"Newsies" is probably the oddest film ever released under the "Walt Disney Pictures" banner.
The time devoted to post-production was compressed (to the film's considerable detriment) in order to allow the studio to bury the expected embarrassment in the Springtime. And, as expected, the film died a quick death in theatres while gaining little support among critics, except the late and great Gene Siskel who never met a musical he didn't like and who clearly appreciated Disney's attempt to revive the live-action version of the genre.
Upon reaching VHS, "Newsies" took a strange turn. Expecting very little interest from anyone, Buena Vista priced the title to be sold to video-rental stores, instead of directly to consumers. And, little by little, the title found its audience who not only rented the movie once but became obsessed with it enough to rent it repeatedly, making it the most rented live-action video in Disney history. Audiences, then, went out of their way to buy used copies from the video-rental stores, leading the company to eventually sell the film directly to consumers when it became the most successful live-action Disney video in the company's portfolio.

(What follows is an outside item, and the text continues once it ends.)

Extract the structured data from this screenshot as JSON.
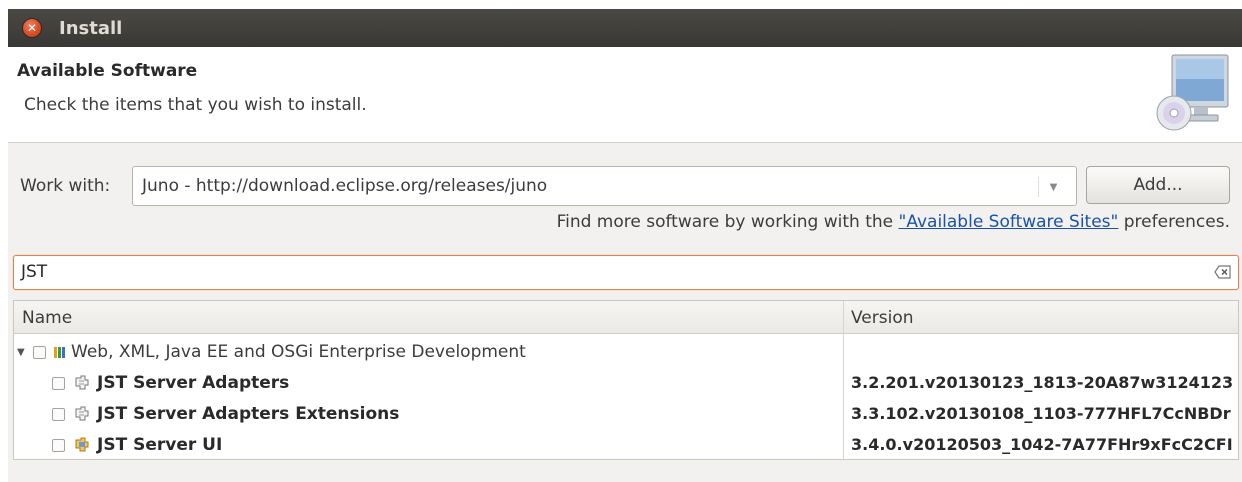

Despite this cult following, "Newsies" is still a virtually-unwatchable film. It is simultaneously among my most and least favorite live-action titles that has ever carried the Disney name, so I would like to see the thing fixed since much of it is salvageable, since a stage production is opening this month in New York, and since a re-release to theatres would work well with: new marketing; a 3-D format; new editing; a new sound mix; additional music; new A.D.R.; better focus on the protagonist who is performed by an actor who is now a bankable star; reinstated footage; and, new footage, especially C.G.I. in the form of establishment shots that can let the claustrophobic, but still smashing, production design breathe. (The film's modest $22 million budget achieved sumptuous aesthetics otherwise, especially the director of photography's consistently-evocative use of light that, interestingly, reminds me of Disneyland.)
Like other Disney franchises, "Newsies" deserves a subtle presence in Disneyland, itself, and not just in the form of a Red Car-centered homage at the California park. Walt Disney was a newspaper boy at the turn-of-the-19th-Century, and the story, characters, and music lend themselves in some ways to the period setting found in his universalized autobiography that is Main Street, U.S.A.
Of course, if a re-release of a re-edited film to cinemas is planned, a more overt presence in the form of a promotional "Carrying the Banner" ticker-tape parade on Main Street, U.S.A., for example, might do something that Disneyland has rarely done there before in that the fictitious event would support the fictitious setting.